With businesses like that, it’s easy to see why the market is bullish. However, analysts have had a different opinion of the company. For the current quarter, analysts have dropped estimates from 69 cents all the way down to 32 cents over the last 60 days. For next year’s numbers, three analysts have slashed estimates from $2.52 all the way down to $2.17.
The estimate revisions to the downside come on the heels of two very disappointing quarterly earnings reports. Q2 2014 earnings came in at 19 cents versus consensus expectations for 28 cents. Q3 the disappointment deepened with a 50 cent loss coming for the company in the face of expectations for a 45 cent gain.
The stock has held up considerably well during this year. The rally started early in the year with the stock trading in the low $50s in March. Off those lows the stock ran up to a fresh 52 high of $73.47 in July. But after some huge volume days in the summer it seems like the buying was exhausted. A short consolidation during August was met with a fresh leg lower, taking the stock to an October low of $62.58.

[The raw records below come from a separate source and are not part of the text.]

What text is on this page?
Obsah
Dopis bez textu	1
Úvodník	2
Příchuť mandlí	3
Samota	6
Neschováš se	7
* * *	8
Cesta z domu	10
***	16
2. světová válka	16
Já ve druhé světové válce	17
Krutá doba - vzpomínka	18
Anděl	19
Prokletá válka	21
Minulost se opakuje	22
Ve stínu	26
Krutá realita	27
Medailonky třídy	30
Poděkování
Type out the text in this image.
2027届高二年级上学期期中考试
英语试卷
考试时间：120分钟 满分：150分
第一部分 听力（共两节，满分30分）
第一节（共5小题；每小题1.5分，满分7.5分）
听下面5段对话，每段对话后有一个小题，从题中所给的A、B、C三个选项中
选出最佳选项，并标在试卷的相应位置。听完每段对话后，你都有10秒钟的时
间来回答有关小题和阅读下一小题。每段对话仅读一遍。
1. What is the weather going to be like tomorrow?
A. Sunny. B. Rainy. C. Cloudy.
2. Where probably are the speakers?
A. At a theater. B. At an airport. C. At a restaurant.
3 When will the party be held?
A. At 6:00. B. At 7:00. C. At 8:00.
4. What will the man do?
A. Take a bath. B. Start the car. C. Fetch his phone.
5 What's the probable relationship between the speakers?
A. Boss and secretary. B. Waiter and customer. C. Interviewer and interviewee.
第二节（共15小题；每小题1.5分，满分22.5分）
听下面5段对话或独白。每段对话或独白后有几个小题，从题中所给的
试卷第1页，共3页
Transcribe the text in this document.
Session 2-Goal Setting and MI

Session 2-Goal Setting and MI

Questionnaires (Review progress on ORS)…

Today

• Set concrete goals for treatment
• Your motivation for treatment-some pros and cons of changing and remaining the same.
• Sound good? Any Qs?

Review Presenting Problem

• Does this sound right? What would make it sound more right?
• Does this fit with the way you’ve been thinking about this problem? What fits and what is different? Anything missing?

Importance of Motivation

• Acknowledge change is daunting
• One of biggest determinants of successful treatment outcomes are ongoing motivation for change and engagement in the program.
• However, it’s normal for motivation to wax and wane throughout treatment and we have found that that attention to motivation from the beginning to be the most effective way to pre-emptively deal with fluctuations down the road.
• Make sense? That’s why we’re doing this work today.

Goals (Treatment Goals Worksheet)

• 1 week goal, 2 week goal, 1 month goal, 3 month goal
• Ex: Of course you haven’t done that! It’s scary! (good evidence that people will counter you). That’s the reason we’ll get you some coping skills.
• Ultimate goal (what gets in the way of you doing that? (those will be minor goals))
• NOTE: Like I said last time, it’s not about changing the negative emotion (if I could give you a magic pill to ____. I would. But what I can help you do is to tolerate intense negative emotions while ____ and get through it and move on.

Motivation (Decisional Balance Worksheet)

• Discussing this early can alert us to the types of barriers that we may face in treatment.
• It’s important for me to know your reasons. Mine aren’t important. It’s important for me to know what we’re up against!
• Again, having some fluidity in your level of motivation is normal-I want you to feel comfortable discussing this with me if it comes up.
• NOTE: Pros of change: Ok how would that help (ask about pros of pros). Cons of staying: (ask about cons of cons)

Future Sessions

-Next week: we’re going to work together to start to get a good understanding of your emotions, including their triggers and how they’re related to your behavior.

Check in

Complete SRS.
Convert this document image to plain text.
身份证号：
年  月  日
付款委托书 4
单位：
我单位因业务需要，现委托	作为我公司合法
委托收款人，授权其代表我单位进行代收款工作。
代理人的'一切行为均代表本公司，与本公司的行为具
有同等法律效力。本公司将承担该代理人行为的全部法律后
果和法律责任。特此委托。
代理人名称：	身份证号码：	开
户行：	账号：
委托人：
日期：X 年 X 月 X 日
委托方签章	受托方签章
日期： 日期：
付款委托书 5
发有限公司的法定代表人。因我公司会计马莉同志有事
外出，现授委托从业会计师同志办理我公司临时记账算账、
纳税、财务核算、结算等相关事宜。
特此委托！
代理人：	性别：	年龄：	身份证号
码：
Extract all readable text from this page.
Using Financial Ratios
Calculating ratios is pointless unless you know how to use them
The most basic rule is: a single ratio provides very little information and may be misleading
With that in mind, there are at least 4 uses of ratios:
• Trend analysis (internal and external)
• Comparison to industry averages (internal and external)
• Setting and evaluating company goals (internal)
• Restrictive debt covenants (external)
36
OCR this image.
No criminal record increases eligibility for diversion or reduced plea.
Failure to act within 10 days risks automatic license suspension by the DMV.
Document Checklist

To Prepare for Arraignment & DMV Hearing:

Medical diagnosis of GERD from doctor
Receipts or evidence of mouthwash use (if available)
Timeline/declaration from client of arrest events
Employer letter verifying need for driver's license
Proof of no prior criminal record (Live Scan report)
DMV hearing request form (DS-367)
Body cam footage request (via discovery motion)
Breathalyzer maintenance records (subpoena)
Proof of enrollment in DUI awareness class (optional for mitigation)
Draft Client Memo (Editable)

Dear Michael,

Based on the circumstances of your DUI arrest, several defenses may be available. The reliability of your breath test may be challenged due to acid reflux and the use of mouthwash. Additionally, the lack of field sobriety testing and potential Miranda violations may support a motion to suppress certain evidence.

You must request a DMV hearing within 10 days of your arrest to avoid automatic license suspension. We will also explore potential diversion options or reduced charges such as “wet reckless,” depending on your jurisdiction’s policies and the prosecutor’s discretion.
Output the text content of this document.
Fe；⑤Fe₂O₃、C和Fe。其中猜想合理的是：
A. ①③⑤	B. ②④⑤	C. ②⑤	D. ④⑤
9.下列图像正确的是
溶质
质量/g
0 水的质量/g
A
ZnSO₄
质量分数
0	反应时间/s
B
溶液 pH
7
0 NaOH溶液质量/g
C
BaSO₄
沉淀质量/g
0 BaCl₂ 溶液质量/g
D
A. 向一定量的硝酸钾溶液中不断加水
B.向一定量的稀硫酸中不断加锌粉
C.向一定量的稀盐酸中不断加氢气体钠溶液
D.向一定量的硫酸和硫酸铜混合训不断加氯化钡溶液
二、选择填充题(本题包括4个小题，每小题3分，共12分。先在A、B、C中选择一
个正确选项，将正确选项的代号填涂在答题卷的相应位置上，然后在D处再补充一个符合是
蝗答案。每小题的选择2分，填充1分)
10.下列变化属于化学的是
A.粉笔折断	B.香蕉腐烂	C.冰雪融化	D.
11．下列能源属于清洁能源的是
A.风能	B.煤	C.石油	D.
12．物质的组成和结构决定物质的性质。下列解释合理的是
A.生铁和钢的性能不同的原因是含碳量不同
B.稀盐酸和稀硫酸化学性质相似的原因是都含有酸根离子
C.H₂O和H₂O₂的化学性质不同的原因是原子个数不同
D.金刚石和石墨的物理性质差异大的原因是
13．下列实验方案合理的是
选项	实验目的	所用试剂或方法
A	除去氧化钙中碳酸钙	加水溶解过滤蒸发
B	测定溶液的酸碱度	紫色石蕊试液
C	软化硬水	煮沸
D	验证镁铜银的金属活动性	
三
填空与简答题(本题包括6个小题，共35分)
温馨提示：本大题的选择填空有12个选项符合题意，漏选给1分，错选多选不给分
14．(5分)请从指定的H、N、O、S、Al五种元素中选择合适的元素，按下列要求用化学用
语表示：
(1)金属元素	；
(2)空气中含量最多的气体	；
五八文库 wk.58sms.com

One more rally saw the stock retest the 52-week high. But the rally ran out of buyers and in November the stock struggled before opening December with yet another leg lower. With the stochastics near 80 in overbought territory and the stock trading right on the 20 day moving average it looks like this thing may be rolling over again. A failure here puts the October low as a short-term target for the stock, with the bottom of the July gap near $61 highly likely.
Investors looking to buy other companies within the diversified operations industry can look at Zacks Rank #1 (Strong Buy) Fed Signal (FSS – Snapshot Report) or Zacks Rank #2 (Buy) Carlisle (CSL – Snapshot Report).